Caractéristiques : désespoir, impuissance ou inutilité, Ancre, Interroge les sous-modalités associées (ce qui vient d'abord à l'esprit de A). - A retourne maintenant avec cette ancre son chemin de vie, jusqu'à l'endroit où il a fait la première expérience avec le sentiment/symptôme. Laisse A ici le Généralisation ou la croyance qu'il a développée à partir de cette expérience.
- Laisse A faire un pas en arrière, jusqu'au point où l'expérience ne s'était pas encore produite. Ensuite, A sort de sa ligne du temps et revient au présent, dissocié de sa ligne du temps, et regarde l'expérience marquante de son passé. Demande à A de remarquer les impacts de cette expérience sur sa vie ultérieure. Laisse A également - si disponible - identifier d'autres généralisations et croyances qu'il a peut-être développées plus tard à partir de cette expérience.
- Trouve les intentions positives, les gains secondaires ou les impacts positifs qui pourraient être associés à cette expérience. Trouve d'autres personnes importantes qui étaient liées à cette expérience. Certains symptômes sont liés au fait que la personne concernée a pris/modélisé un rôle d'un participant. Trouve également pour ces personnes et leur comportement l'intention positive. Pour découvrir cela, tu peux demander à A de poser des questions à ces personnes, par exemple.
- Pour toutes les personnes liées à la situation d'empreinte, suis les étapes suivantes :
a) Trouve dans la Dissociation les ressources ou options que la personne aurait eu besoin à l'époque, mais qu'elle n'avait pas. Tu peux empiler des ressources - ancrer, collecter des expériences sur la ligne du temps, envoyer de l'énergie, des couleurs, etc. Laisse libre cours à ton imagination. Fais attention aux niveaux logiques pour les ressources.

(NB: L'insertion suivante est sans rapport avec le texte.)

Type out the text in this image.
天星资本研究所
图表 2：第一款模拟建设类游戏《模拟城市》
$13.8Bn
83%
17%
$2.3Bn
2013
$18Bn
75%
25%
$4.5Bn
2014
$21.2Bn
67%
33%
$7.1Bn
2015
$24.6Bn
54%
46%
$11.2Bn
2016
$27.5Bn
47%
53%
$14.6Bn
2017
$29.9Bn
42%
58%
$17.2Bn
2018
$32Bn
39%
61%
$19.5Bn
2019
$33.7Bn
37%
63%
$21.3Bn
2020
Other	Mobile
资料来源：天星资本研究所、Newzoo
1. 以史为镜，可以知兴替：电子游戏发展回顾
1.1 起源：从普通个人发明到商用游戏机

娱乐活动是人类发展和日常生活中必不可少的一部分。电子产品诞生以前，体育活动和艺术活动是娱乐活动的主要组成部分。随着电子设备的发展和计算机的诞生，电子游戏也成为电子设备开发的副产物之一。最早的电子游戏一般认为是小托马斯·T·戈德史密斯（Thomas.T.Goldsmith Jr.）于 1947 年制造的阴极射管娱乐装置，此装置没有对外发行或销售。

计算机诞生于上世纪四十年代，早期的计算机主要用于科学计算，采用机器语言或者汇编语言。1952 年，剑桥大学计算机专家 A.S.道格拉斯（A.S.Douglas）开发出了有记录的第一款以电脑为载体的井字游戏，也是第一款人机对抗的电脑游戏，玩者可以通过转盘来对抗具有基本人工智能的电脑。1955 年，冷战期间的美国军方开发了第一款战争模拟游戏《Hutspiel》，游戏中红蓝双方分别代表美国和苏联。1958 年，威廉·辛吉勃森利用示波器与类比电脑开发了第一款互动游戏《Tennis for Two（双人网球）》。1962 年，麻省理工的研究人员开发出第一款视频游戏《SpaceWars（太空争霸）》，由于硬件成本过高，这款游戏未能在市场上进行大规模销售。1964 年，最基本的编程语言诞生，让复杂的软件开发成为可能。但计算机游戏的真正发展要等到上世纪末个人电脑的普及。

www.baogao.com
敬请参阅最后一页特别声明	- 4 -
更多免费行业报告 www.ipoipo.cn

b) Laisse A entrer dans l'expérience de celui qui en aurait eu besoin à l'époque, en s'associant à toutes ces ressources. Active l'ancre, les ressources. Laisse maintenant la personne revivre toute la situation avec les ressources.
c) Laisse A sortir à nouveau de la ligne du temps dissociation et réévaluer l'expérience vécue : Comment la perception de la situation, les généralisations, les croyances formées à partir de cela ont-elles changé ? Quelle nouvelle expérience d'apprentissage A souhaite-t-il tirer de l'ensemble de l'expérience maintenant ? - Demande à A de trouver les ressources les plus importantes dont il aurait eu besoin et ancre-les. Avec cette ancre, laisse A revenir à un point juste avant qu'il ne fasse cette expérience. Laisse A intégrer ces ressources dans son moi plus jeune et traverser toute la ligne du temps jusqu'au présent.
"Prends conscience des changements qui ont eu lieu grâce à ce processus."